The military has no experience in oil well operations. That would be a double-botch.
If the relief drill ( has that every been done? ) is effective THEN,best case is 5000 bpd for 99 days (Apr.21-July29)= 495,000 barrels. Worst case if you go by MSM latest est. 19,000 for 109 days would be 2,071,000 barrels. ( provided the thing stops).
Valdez was 250,000 barrels.
SNAFU
peace
Bur,
There were lots of missteps that compounded on each other, but no malice.
Jeff:
My fellow NY'er!
"It is what it is."
Besides the other 3 words on Wall Street "Buy. Sell. F**K!" Those 5 have to be next in line for most common usage.
Thanks. I needed that. It seems I am always the one saying - "Look... it is what it is..."
I gave BP way too much credit ... from Yahoo News ...
"Jefferson Parish Councilman Chris Roberts, whose district encompasses Grand Isle, told Yahoo! News that BP bused in "hundreds" of temporary workers to clean up local beaches. And as soon as the president was en route back to Washington, the workers were clearing out of Grand Isle too, Roberts said.
"The level of cleanup and cooperation we've gotten from BP in the past is in no way consistent to the effort shown on the island today," Roberts said by telephone. "As soon as the president left, they were immediately put back on the buses and sent home."
Anyone with a shred of common sense knows if you have a pipe sticking out and it breaks with no way of shutting it off, you better take VERY GOOD care not to break off the thing that can stop the roaring oil from coming out. The Iraqi invasion in 1991 showed that when they set the Kuwaiti oil fields all ablaze, and blew up the rigs on top of the wells, there were few ways left to stop the oil from shooting into the sky.
The BP dummies knew they had a special situation in deep, highly pressurized, hot-cold water where there was no margin for error. They pushed that rig's people and had too many cooks running things. They chased away the regulators (my people) via politics. Damn management again.
Gov, Jindal looked like an absolute fool on TV this morning (a Republican who supports business at all costs, and hates the big government he so desperately needs now).
"Gov, Jindal looked like an absolute fool on TV this morning (a Republican who supports business at all costs, and hates the big government he so desperately needs now,)."
I beg your pardon? He needs big government for what exactly, f'ing things up even more?
If you haven't seen Jindal on the news this weekend saying the Federal government needs to either do more or let Jindal/the state do what they need to do (with equipment he'd already be using if the state actually had any emergency equipment ready -- Republicans never believe business can ever do anything wrong, so those states are never prepared for anything).

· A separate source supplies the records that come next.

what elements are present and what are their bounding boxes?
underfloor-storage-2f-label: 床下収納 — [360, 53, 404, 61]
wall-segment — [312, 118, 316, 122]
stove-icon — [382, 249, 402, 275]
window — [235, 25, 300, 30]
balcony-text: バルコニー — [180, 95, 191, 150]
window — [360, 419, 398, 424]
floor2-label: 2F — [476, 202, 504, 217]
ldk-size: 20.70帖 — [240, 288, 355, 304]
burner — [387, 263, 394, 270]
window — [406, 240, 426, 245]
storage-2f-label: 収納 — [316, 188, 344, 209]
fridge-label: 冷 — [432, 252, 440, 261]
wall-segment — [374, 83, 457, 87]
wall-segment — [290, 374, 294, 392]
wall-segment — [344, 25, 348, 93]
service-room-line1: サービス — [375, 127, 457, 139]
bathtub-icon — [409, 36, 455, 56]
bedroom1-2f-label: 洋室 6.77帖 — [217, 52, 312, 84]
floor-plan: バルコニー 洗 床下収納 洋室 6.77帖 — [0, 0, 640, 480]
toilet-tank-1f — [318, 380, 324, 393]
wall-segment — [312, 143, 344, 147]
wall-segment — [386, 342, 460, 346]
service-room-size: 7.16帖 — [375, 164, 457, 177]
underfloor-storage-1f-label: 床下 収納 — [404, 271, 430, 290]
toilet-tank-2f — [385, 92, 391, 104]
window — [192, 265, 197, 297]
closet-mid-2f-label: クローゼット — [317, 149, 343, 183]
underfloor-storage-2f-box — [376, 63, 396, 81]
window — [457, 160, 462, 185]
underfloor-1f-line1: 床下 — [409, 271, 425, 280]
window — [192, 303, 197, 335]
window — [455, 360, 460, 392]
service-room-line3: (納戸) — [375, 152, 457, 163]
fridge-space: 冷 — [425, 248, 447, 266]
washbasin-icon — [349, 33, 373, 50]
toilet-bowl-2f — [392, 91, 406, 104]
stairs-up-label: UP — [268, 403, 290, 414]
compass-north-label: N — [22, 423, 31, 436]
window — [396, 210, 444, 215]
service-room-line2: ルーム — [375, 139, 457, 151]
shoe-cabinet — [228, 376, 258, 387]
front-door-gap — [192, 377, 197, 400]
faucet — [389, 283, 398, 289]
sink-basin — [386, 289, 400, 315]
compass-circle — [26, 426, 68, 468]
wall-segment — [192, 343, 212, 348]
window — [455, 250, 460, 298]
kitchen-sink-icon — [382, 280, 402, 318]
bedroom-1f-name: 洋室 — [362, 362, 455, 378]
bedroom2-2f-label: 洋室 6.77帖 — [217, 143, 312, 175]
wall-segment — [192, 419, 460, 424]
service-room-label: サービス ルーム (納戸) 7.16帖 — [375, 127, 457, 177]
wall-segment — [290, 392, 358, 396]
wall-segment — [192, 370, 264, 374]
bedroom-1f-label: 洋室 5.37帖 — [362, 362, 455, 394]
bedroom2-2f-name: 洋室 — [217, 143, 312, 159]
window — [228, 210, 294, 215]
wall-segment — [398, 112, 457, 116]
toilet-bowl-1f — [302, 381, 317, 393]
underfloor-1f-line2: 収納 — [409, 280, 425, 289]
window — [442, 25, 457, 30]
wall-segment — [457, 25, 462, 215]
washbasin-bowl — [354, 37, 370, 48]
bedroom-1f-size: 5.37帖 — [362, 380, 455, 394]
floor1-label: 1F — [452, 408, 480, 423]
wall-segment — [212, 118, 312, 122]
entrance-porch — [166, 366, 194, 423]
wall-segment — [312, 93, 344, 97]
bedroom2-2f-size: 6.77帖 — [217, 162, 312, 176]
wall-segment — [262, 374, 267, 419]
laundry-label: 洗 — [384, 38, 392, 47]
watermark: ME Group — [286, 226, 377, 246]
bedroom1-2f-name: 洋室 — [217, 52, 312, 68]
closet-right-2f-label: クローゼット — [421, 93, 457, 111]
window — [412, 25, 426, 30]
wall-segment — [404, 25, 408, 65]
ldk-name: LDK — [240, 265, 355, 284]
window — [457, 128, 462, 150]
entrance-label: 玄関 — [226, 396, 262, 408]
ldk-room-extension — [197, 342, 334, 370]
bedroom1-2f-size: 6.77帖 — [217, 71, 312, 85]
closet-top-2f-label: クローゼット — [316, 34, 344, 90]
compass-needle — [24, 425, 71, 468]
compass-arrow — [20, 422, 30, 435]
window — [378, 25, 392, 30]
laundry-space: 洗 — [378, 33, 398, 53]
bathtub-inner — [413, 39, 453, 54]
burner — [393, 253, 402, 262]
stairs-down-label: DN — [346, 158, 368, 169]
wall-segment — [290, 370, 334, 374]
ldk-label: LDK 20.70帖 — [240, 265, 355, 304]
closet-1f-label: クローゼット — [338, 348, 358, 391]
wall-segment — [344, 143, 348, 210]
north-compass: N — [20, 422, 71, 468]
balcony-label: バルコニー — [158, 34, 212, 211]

Both Jindal and the Libertarians are not ready for prime time.
Bur,
Louisiana is the crookedest state in the union, so, of course they will have the most problems. Then on top of that you have the imperial federal government where the feds tax state citizens then turn around and give it back to the states as grants with strings attached. The system is designed to make the states weak and subservient.